Alma de la Serra: Linkages

 
  • ©,

Artist(s):


Title:


    Linkages

Exhibition:


Creation Year:


    2007

Medium:


    Multi-panel collage of digitized photos, texts, and geometry

Size:


    17.0 inches x 45.25 inches

Category:



Artist Statement:


    Linkages combines a topological exercise in dividing the picture plane with half and quarter circles with a play of geometric proportions and colors based on the Fibonacci series and the related Lucas series. Within the armature
    of arcs and planes are embedded images from a variety of sources: the Visible Human project of the US National Institute of Health, images from the Hubble Space Telescope,
    high-resolution images of earth from various NASA space flights, and digitized photographs by Alma de la Serra. Algorithmically produced texts add another layer. Fictitious artist Alma de la Serra, invented by the flesh-and-blood artist Paul Hertz, is a former high school math teacher turned photographer and a member of the Ignostudio, an artists’ cooperative home to three other fictitious artists: dysfunctional fortune-teller Juan Teodosio Pescador, also known as “Ignotus the Mage”; painter Darrell Luce; and digital media artist Paul Hertz. These fictitious artists
    offer Hertz an opportunity to critique and parody the experiences of artists marketing their art and struggling to survive, and to develop “product lines” very different from his own. While de la Serra has not yet provided a full
    explanation of her imagery, it is not out of place to suggest that she is looking for a way to engage social issues while placing her point of departure in a formal idiom. She states of her work: “My premises are simple: the world is deeper than our knowledge, and everything in it belongs to life.
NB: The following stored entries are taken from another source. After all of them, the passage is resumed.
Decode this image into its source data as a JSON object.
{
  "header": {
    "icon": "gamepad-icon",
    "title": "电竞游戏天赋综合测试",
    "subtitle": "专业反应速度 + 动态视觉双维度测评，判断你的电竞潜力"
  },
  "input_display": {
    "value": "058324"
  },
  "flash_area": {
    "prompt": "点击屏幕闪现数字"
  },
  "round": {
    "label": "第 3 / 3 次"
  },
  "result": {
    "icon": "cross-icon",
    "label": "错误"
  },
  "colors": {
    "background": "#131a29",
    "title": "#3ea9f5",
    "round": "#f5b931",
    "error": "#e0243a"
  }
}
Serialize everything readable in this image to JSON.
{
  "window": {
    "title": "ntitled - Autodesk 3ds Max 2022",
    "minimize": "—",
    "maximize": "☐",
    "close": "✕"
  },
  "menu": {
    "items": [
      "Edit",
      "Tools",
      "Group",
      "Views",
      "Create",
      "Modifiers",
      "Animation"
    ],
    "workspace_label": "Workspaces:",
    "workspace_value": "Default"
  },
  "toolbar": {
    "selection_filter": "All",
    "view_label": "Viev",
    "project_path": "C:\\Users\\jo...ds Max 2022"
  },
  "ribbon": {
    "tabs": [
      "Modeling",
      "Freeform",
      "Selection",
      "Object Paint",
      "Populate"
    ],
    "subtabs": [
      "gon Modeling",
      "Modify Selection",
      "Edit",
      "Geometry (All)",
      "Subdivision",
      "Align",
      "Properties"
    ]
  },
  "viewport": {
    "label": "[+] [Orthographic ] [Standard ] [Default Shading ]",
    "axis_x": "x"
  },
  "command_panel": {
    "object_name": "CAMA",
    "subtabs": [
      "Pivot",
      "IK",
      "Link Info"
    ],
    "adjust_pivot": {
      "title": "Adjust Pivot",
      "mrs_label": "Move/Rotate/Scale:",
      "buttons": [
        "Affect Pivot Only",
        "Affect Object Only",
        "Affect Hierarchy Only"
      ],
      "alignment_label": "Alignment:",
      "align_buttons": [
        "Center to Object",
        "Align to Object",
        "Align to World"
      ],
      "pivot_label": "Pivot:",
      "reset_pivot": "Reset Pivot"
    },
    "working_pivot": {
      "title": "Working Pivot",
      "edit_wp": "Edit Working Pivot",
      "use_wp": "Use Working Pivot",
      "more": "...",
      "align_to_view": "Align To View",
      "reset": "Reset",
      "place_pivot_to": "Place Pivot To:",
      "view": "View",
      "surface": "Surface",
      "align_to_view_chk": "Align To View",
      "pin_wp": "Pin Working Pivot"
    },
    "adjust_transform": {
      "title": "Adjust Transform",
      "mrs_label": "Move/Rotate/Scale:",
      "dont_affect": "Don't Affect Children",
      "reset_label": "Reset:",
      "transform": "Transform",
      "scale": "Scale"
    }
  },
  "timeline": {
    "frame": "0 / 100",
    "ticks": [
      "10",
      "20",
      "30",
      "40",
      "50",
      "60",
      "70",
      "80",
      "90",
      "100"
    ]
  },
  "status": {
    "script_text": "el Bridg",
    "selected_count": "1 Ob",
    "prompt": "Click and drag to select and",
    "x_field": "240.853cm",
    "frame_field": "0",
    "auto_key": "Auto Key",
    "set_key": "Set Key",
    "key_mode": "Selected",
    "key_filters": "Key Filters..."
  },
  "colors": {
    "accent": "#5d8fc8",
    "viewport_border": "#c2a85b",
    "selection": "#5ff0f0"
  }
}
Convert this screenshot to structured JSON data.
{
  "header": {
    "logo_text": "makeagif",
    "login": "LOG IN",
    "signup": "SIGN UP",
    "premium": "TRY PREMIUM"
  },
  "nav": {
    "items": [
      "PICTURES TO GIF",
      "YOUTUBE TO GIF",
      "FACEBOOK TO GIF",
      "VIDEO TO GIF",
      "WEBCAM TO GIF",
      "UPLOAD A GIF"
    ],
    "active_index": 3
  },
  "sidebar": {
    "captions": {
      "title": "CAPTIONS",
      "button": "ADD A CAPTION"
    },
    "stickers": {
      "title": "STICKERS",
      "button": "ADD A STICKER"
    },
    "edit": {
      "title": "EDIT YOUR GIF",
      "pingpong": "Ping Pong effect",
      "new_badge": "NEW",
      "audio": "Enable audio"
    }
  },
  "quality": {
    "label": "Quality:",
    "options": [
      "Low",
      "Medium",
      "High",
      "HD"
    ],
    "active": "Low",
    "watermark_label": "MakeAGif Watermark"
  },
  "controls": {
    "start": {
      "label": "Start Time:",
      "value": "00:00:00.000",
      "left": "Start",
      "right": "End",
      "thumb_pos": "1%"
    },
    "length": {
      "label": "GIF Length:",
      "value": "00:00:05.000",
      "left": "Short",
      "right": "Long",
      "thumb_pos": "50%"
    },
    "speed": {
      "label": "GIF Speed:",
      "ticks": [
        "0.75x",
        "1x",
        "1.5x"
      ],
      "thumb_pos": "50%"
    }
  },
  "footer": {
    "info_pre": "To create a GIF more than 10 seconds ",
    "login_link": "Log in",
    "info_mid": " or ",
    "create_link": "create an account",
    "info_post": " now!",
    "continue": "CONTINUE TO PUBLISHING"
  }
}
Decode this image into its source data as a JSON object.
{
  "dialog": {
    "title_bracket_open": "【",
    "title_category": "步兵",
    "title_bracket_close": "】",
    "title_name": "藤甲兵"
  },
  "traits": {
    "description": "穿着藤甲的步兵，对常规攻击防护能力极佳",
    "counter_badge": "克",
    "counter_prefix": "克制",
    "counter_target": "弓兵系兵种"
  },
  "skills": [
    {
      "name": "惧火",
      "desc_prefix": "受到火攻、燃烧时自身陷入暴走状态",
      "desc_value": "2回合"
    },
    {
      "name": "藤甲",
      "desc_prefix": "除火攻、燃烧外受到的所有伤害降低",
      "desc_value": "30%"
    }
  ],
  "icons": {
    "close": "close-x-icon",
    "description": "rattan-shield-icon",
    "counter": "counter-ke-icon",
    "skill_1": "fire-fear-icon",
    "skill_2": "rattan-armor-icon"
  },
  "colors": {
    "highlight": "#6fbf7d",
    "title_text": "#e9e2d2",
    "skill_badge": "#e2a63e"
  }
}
I have learned to understand this through number, measure, and reason, and to my astonishment have found that these tools, rightly understood, can speak to the breadth and depth of our experience.”


Technical Information:


    Linkages consists of seven square modules that can fit together into any configuration, provided they are hung with the diagonals of the squares perpendicular to the floor. Images were digitized from analog film or obtained from public-domain sources on the internet. In Adobe Illustrator, topological divisions of a square by arcs were regulated by Fibonacci and Lucas series to create an armature for images. The armatures and images were combined with texts in Photoshop. Linkages was printed on a high-resolution inkjet printer with an archival inkset on archival paper.